Я - Русский офицер! - страница 47

стр.

— Я сейчас, — сказала Лена и, взяв в углу комнаты большой кувшин, вышла на общую кухню, где в этот вечер суетились соседи.

Вообще-то иногда казалось, что они живут на этой кухне вечно. Наверное, это было единственное место в коммуналке, где было относительно тепло. Горящие горелки примусов, да керогазов наполняли кухонную атмосферу не только противным запахом сгоревшего керосина и подгоревшего на сковородках подсолнечного масла, но и каким-то живительным теплом. Здесь, на кухне среди баб, можно было услышать все последние новости, которые трансформировались их фантазией, и уже обросшие новыми подробностями, расползались далее по рабочему поселку всевозможными сплетнями.

— Жених? — спросила бабушка Аня, потягивая с блюдца морковный чай.

— Это мой друг, — соврала Ленка, разжигая свой керогаз.

— Ой, ой, ой, тоже мне друг! — сказала Лелька, колдующая около своего примуса. Она что-то мешала в своей кастрюле, облизывая раз от разу ложку. — Знаем мы таких друзей! Чуть что, так сразу в кровать тащат! Потом всю жизнь живешь с детьми и таким вот выродком. Всю жизнь потом думаешь, а за что мне господь такое наказание дал? — и Лелька стукнула своего мужика по лысине ложкой. — Во, тоже мне друг!!! Сидит себе и ждет, когда товарищ Сталин, будет его поздравлять с Новым годом! Хоть бы за дровами сходил, сука! В хате, словно на Северном полюсе! Скоро надо будет звать товарища Байдукова спасать нас, словно Челюскинцев с тонущего парохода! — зло процедила женщина, направляя свой гнев в сторону мужа.

— Цыц ты, дура! Сейчас схожу! Вот только дослушаю. Хорошая радиопостановка идет.

Сосед Василий сидел в уголке, подставив ухо к рваной тарелке репродуктора, из которой, словно бульканье доносилась радиопостановка «Как закалялась сталь». Он жадно затягивался «Беломором» и, не отвлекаясь от радиопьесы, пускал дым, разгоняя его ладонью словно веером.

Ленка поставила на керогаз кастрюлю с водой и, не вступая в дискуссию с соседями, молча вернулась в свою комнату. Первое, что её поразило за этот месяц зимы, это было то необыкновенное и волшебное тепло, которое давало радость настоящей жизни.

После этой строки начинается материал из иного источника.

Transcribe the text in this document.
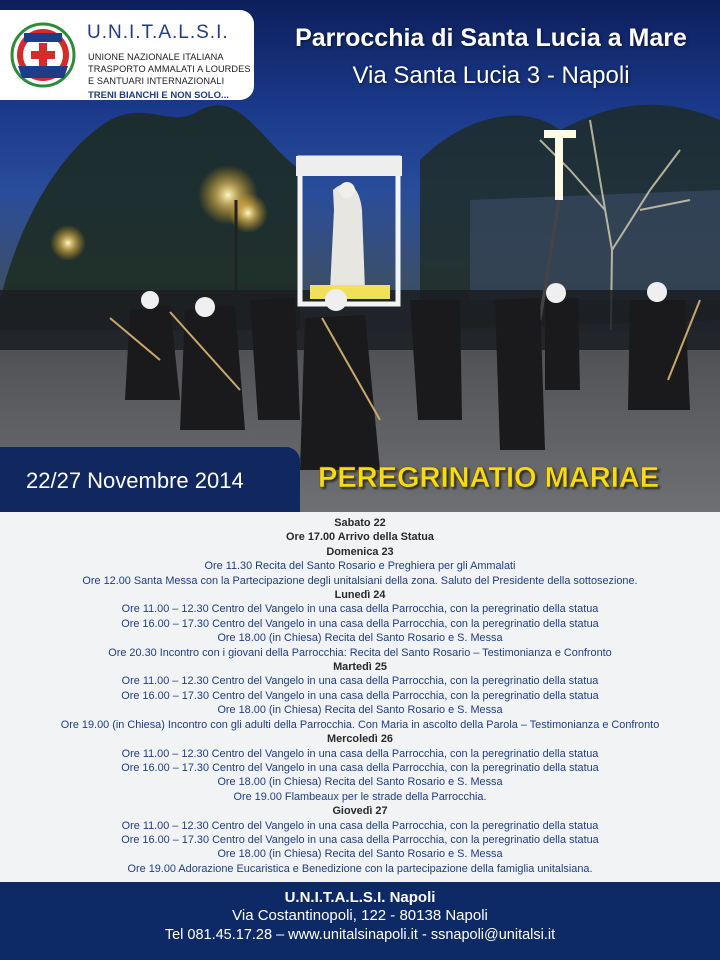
U.N.I.T.A.L.S.I.
UNIONE NAZIONALE ITALIANA
TRASPORTO AMMALATI A LOURDES
E SANTUARI INTERNAZIONALI
TRENI BIANCHI E NON SOLO...
Parrocchia di Santa Lucia a Mare
Via Santa Lucia 3 - Napoli
22/27 Novembre 2014	PEREGRINATIO MARIAE
Sabato 22
Ore 17.00 Arrivo della Statua
Domenica 23
Ore 11.30 Recita del Santo Rosario e Preghiera per gli Ammalati
Ore 12.00 Santa Messa con la Partecipazione degli unitalsiani della zona. Saluto del Presidente della sottosezione.
Lunedì 24
Ore 11.00 – 12.30 Centro del Vangelo in una casa della Parrocchia, con la peregrinatio della statua
Ore 16.00 – 17.30 Centro del Vangelo in una casa della Parrocchia, con la peregrinatio della statua
Ore 18.00 (in Chiesa) Recita del Santo Rosario e S. Messa
Ore 20.30 Incontro con i giovani della Parrocchia: Recita del Santo Rosario – Testimonianza e Confronto
Martedì 25
Ore 11.00 – 12.30 Centro del Vangelo in una casa della Parrocchia, con la peregrinatio della statua
Ore 16.00 – 17.30 Centro del Vangelo in una casa della Parrocchia, con la peregrinatio della statua
Ore 18.00 (in Chiesa) Recita del Santo Rosario e S. Messa
Ore 19.00 (in Chiesa) Incontro con gli adulti della Parrocchia. Con Maria in ascolto della Parola – Testimonianza e Confronto
Mercoledì 26
Ore 11.00 – 12.30 Centro del Vangelo in una casa della Parrocchia, con la peregrinatio della statua
Ore 16.00 – 17.30 Centro del Vangelo in una casa della Parrocchia, con la peregrinatio della statua
Ore 18.00 (in Chiesa) Recita del Santo Rosario e S. Messa
Ore 19.00 Flambeaux per le strade della Parrocchia.
Giovedì 27
Ore 11.00 – 12.30 Centro del Vangelo in una casa della Parrocchia, con la peregrinatio della statua
Ore 16.00 – 17.30 Centro del Vangelo in una casa della Parrocchia, con la peregrinatio della statua
Ore 18.00 (in Chiesa) Recita del Santo Rosario e S. Messa
Ore 19.00 Adorazione Eucaristica e Benedizione con la partecipazione della famiglia unitalsiana.
U.N.I.T.A.L.S.I. Napoli
Via Costantinopoli, 122 - 80138 Napoli
Tel 081.45.17.28 – www.unitalsinapoli.it - ssnapoli@unitalsi.it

Валерка сидел на стуле, упершись головой в железный корпус печи. Исходящее тепло склонило его ко сну, и он, уставший от разгрузки вагонов, уже крепко спал.

Леночка нежно тронула его за плечо, и он нехотя открыл глаза, в которых просматривалась жуткая усталость.

— Прости, меня сморило! — сказал он, оправдываясь.

— Давай раздевайся, сейчас мыться будешь. Негоже Новый год встречать грязному, как кочегару. Посмотри на себя в зеркало…

Валерка, повинуясь, стал медленно выползать из своего любимого летного свитера. Сняв с себя рубашку, он оказался по пояс голый. Сейчас ему было лень делать какие-то лишние движения. Все тело было просто разбито и каждая мышца, каждый мускул ныл от того тяжелого мешка, который он пронес через весь город.

— Раздевайся давай, полностью, — властно сказала Ленка. — Будешь мыться весь от головы до пяток.

Валерка, взглянул на Ленку смущенным взглядом, и крепко вцепился руками в брючный ремень. Он выкатил полные какого-то неведомого ему ранее страха перед этой девчонкой глаза и, краснея от смущения, сказал:

— Я не буду раздеваться! Я тебя стесняюсь…

Леночка, с упреком посмотрела на него и совершенно спокойно, как это присуще только медицинским работникам, ответила:

— Послушай, Краснов, я уже четыре месяца по вечерам подрабатываю в Красном кресте и прекрасно знаю, как устроен мужчина. Будем считать, что ты больной, а я твоя сестра милосердия. Я пошла за водой, а ты разденься и становись в этот тазик.

Краснов, скрипя душой и повинуясь Луневой, стянул свои брюки, и остался стоять в тазу в одних трусах. В ожидании помывки он присел и замер, словно цапля на болоте, прижав локти рук к животу. Уже через мгновение, держа в руках фарфоровый кувшин с ручкой, в комнату вошла Лена.

— Краснов! Что ты стоишь, словно памятник Кутузову? Ты что, так в трусах и будешь мыться? — удивленно спросила она.

— Я, Лен, тебя очень стесняюсь, — ответил Краснов, держась обеими руками за резинку своих трусов.